Objective: Racial and ethnic disparities are commonplace in health care. Research often relies on sociodemographic information recorded in the electronic health record (EHR). Little evidence is available about the accuracy of EHR-recorded sociodemographic information, and none in pediatrics. Our objective was to determine the accuracy of EHR-recorded race and ethnicity compared to self-report.

Methods: Patients/guardians enrolled in two prospective observational studies (10/2014-1/2019) provided self-reported sociodemographic information. Corresponding EHR information was abstracted. EHR information was compared to self-report, considered "gold standard." Agreement was evaluated with Cohen's kappa.

Results: A total of 503 patients (42% female, median age 12.8 years) were identified. Self-reported race (N = 484) was 73% White, 16% Black or African American (AA), 4% Asian, 5% multiracial, and 2% other. Self-reported ethnicity (N = 410) was 9% Hispanic/Latino, and 88% non-Hispanic/Latino. Agreement between self-reported and EHR-recorded race was substantial (kappa = 0.77, 95% CI 0.72-0.83). Race was discordant among 10% (47/476). Hispanic/Latino ethnicity also had strong agreement (kappa = 0.77, 95% CI 0.65-0.89). Among those who self-reported Hispanic/Latino and reported race (N = 21), race was less accurately recorded in the EHR (kappa = 0.26, 95% CI 0-0.54). Race did not match among 43% with recorded race (9/21). Among self-reported racial and/or ethnic minorities, 13% (12/164) were misclassified in the EHR as non-Hispanic White.

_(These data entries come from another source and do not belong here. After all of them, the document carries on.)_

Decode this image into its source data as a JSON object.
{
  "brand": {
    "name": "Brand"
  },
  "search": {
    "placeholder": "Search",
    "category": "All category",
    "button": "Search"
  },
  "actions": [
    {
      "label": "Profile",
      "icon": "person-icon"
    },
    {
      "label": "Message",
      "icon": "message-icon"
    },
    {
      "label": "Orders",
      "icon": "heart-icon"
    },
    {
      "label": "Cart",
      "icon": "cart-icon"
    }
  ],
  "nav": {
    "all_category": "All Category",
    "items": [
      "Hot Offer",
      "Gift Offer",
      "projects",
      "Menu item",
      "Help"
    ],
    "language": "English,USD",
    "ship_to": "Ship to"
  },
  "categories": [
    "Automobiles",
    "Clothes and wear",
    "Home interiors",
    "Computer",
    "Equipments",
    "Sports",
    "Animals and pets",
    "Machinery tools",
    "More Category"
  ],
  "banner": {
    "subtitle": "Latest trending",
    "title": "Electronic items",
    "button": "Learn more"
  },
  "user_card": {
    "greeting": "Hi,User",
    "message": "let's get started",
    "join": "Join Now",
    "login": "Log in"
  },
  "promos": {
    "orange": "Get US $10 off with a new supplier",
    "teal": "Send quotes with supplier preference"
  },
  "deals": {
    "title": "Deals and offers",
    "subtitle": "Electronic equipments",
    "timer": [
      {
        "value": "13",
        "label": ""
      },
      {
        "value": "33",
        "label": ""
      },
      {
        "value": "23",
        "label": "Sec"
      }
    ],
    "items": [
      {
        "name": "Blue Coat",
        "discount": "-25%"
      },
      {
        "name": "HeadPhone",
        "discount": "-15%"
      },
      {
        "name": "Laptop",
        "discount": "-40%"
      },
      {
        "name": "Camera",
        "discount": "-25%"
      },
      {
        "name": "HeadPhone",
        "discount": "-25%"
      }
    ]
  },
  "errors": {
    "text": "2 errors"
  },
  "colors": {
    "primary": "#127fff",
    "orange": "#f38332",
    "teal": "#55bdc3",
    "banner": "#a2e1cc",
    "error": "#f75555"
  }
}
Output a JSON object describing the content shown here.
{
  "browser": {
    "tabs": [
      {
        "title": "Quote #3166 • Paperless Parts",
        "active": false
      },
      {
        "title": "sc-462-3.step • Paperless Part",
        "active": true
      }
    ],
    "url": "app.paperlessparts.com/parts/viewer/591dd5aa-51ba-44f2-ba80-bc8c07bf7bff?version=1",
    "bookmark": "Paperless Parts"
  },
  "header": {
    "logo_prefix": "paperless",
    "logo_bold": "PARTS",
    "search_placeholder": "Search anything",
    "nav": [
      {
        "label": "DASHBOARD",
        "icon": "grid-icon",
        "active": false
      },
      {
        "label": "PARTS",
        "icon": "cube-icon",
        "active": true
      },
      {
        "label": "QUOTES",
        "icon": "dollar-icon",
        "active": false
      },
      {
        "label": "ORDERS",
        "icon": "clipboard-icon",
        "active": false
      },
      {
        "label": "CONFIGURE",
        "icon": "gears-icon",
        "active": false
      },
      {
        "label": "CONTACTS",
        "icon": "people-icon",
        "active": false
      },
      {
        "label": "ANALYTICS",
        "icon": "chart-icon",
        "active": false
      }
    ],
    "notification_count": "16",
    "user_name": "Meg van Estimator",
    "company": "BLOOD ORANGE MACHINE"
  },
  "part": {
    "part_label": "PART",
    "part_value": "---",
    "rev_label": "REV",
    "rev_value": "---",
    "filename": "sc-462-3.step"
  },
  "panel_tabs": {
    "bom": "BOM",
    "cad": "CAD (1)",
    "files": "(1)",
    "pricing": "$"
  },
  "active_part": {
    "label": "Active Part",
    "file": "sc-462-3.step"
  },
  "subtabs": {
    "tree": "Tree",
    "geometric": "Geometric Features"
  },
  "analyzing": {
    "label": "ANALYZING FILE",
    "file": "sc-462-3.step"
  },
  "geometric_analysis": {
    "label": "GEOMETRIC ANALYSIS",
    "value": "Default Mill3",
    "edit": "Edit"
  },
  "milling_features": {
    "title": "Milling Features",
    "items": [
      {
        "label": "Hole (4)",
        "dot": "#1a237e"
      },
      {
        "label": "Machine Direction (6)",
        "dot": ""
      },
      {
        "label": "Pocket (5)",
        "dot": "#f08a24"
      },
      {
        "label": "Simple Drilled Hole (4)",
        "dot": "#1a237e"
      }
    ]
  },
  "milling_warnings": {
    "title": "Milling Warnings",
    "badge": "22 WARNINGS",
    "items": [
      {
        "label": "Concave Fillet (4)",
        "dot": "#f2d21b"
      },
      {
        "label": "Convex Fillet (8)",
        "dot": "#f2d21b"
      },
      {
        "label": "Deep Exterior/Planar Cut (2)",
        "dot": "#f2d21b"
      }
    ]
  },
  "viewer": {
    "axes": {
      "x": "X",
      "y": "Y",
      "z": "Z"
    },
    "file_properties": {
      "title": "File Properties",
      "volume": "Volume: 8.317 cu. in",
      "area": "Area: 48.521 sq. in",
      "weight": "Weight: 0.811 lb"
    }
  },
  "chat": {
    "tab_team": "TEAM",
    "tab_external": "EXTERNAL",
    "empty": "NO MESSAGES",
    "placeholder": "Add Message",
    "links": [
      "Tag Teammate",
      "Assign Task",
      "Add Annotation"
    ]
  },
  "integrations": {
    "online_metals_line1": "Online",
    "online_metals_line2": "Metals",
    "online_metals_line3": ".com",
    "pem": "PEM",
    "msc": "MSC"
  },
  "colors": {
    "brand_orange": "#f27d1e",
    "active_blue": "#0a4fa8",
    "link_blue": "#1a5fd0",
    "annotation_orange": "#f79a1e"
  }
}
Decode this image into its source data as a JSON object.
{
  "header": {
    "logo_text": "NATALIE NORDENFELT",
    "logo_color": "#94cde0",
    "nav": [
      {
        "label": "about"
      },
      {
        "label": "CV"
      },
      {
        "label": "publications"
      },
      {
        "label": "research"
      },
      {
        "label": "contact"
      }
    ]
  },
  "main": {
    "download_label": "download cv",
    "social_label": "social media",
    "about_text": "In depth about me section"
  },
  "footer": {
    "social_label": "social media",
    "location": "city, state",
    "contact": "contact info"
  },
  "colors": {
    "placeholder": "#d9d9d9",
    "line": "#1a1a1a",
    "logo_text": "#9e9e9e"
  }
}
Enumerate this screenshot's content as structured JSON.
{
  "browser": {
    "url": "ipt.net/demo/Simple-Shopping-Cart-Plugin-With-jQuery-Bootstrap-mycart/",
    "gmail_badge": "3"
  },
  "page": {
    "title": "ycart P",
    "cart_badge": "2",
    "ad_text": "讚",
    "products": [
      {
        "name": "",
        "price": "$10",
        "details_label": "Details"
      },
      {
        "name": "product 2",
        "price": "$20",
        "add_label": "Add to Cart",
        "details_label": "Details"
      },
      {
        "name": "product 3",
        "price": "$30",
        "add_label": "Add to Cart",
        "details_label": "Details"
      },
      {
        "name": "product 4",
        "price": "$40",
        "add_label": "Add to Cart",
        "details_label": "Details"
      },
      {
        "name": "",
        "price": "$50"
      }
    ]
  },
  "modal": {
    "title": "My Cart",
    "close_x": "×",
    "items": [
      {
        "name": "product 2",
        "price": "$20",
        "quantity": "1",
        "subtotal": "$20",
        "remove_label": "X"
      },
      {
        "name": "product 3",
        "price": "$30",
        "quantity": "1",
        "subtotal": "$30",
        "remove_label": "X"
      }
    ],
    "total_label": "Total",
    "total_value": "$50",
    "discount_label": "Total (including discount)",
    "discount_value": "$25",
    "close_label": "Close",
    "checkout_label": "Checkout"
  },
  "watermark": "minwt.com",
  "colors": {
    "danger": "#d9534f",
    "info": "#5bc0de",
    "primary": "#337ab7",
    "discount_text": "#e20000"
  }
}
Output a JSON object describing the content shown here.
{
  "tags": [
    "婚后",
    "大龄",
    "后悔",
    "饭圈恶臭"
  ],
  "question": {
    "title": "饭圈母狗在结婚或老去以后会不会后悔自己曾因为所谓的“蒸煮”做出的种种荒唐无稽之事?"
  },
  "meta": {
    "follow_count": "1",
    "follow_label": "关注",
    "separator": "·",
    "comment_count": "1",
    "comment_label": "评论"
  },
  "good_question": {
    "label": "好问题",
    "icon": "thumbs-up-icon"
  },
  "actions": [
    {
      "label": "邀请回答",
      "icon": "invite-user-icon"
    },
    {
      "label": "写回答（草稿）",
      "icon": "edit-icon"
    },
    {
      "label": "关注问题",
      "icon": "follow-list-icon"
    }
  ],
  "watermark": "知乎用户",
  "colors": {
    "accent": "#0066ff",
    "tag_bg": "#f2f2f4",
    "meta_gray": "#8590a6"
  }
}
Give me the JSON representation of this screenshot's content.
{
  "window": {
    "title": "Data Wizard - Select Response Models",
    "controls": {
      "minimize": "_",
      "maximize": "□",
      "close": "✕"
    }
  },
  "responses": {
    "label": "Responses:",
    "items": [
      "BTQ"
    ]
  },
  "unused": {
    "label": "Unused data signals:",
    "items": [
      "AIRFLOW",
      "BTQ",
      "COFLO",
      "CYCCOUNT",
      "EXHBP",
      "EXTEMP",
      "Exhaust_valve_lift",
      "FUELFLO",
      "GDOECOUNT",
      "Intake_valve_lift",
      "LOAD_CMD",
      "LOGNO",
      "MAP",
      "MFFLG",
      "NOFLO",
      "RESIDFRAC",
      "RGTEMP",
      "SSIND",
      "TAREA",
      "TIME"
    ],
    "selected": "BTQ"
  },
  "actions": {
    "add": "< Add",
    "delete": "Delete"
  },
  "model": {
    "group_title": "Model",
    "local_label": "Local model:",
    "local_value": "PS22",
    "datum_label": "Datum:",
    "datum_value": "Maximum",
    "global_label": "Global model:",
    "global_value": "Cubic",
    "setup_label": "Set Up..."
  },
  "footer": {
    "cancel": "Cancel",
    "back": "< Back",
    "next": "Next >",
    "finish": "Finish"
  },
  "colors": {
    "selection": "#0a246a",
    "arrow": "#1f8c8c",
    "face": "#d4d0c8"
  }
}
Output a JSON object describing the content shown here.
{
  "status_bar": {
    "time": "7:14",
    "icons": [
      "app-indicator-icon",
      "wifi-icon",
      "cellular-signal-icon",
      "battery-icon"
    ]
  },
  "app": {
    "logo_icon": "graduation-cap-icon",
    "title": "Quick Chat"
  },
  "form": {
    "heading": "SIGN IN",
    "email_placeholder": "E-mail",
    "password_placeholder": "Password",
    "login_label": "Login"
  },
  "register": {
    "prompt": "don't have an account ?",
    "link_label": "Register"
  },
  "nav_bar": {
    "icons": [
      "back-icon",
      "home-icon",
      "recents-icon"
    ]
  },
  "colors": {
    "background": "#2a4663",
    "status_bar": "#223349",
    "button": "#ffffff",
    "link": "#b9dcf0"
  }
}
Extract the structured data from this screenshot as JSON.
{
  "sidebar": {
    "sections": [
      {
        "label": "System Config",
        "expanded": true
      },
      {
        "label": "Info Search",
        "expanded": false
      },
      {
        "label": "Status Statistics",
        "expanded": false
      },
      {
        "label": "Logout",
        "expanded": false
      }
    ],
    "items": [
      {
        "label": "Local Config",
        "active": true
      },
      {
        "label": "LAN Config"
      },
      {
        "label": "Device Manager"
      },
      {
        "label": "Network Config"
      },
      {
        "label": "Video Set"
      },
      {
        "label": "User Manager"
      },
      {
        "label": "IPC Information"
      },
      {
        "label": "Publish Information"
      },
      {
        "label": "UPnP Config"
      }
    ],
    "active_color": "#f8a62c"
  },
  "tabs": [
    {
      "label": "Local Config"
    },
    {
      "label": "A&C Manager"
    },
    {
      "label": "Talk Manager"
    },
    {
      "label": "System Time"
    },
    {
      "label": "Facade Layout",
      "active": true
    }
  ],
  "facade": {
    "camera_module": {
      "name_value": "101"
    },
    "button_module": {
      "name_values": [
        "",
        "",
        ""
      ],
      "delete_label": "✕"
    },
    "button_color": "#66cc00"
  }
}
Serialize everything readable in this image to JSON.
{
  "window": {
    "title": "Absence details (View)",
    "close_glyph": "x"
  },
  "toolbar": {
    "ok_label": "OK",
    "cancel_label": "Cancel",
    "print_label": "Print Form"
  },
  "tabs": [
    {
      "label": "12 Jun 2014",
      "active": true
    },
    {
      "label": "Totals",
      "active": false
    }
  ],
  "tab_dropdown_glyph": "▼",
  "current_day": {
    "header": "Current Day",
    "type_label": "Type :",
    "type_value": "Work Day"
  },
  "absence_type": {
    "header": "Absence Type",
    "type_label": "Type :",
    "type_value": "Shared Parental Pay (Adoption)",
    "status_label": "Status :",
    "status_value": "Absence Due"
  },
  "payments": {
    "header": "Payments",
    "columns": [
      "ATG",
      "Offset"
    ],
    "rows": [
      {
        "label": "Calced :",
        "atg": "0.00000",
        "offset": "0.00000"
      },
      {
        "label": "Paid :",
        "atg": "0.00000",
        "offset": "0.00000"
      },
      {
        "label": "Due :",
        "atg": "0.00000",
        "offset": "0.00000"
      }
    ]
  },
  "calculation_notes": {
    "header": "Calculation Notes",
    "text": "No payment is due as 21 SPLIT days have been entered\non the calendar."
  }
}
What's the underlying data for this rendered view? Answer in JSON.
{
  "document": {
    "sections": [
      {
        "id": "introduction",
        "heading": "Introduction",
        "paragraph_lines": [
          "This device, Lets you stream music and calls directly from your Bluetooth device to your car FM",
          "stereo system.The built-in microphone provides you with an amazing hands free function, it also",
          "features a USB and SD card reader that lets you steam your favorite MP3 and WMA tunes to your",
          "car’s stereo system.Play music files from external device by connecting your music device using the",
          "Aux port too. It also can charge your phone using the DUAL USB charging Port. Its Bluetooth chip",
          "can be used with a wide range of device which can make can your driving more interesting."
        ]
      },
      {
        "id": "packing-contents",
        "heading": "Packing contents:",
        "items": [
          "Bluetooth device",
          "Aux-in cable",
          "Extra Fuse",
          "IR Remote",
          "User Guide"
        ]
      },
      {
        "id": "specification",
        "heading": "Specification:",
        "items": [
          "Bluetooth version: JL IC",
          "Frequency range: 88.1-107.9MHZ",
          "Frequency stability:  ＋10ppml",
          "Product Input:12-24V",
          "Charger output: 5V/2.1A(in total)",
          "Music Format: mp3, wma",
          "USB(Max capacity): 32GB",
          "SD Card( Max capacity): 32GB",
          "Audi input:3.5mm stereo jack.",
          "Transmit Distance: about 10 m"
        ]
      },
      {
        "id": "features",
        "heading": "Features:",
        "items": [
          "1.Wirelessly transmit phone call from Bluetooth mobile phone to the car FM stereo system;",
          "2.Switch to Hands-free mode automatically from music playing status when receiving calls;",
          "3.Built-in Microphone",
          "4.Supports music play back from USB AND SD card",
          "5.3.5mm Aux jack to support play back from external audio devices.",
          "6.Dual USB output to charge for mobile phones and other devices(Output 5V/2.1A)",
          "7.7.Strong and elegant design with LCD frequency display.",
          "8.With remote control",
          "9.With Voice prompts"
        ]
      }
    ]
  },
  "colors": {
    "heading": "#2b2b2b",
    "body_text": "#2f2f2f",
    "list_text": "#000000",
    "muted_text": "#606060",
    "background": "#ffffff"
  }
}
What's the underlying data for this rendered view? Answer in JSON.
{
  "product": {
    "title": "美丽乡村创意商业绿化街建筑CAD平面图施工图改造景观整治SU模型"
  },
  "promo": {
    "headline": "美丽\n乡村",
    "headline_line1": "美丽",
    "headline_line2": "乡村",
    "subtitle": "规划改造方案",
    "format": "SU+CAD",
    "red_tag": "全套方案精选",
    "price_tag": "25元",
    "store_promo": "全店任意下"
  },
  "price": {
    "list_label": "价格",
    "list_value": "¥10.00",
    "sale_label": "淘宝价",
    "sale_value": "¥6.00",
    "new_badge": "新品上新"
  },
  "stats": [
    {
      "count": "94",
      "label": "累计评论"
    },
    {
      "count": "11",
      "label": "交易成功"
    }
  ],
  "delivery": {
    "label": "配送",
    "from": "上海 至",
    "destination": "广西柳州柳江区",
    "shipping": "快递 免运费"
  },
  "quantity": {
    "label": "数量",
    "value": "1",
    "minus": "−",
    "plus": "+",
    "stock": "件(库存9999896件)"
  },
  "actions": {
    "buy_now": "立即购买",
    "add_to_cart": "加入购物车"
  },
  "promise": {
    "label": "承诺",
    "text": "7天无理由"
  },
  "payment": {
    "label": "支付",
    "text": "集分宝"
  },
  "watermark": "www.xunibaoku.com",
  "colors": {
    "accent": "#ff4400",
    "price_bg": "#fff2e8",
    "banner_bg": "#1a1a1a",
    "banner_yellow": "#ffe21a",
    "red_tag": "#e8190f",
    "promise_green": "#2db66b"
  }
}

Conclusions: We found race and ethnicity are often inaccurately recorded in the EHR for patients who self-identify as minorities, leading to under-representation of minorities in the EHR. Inaccurately recorded race and ethnicity has important implications for disparity research, and for informing health policy. Reliable processes are needed to incorporate self-reported race and ethnicity in the EHR at institutional and national levels.

Keywords: Data quality; Disparities; Electronic health record; Ethnicity; Race.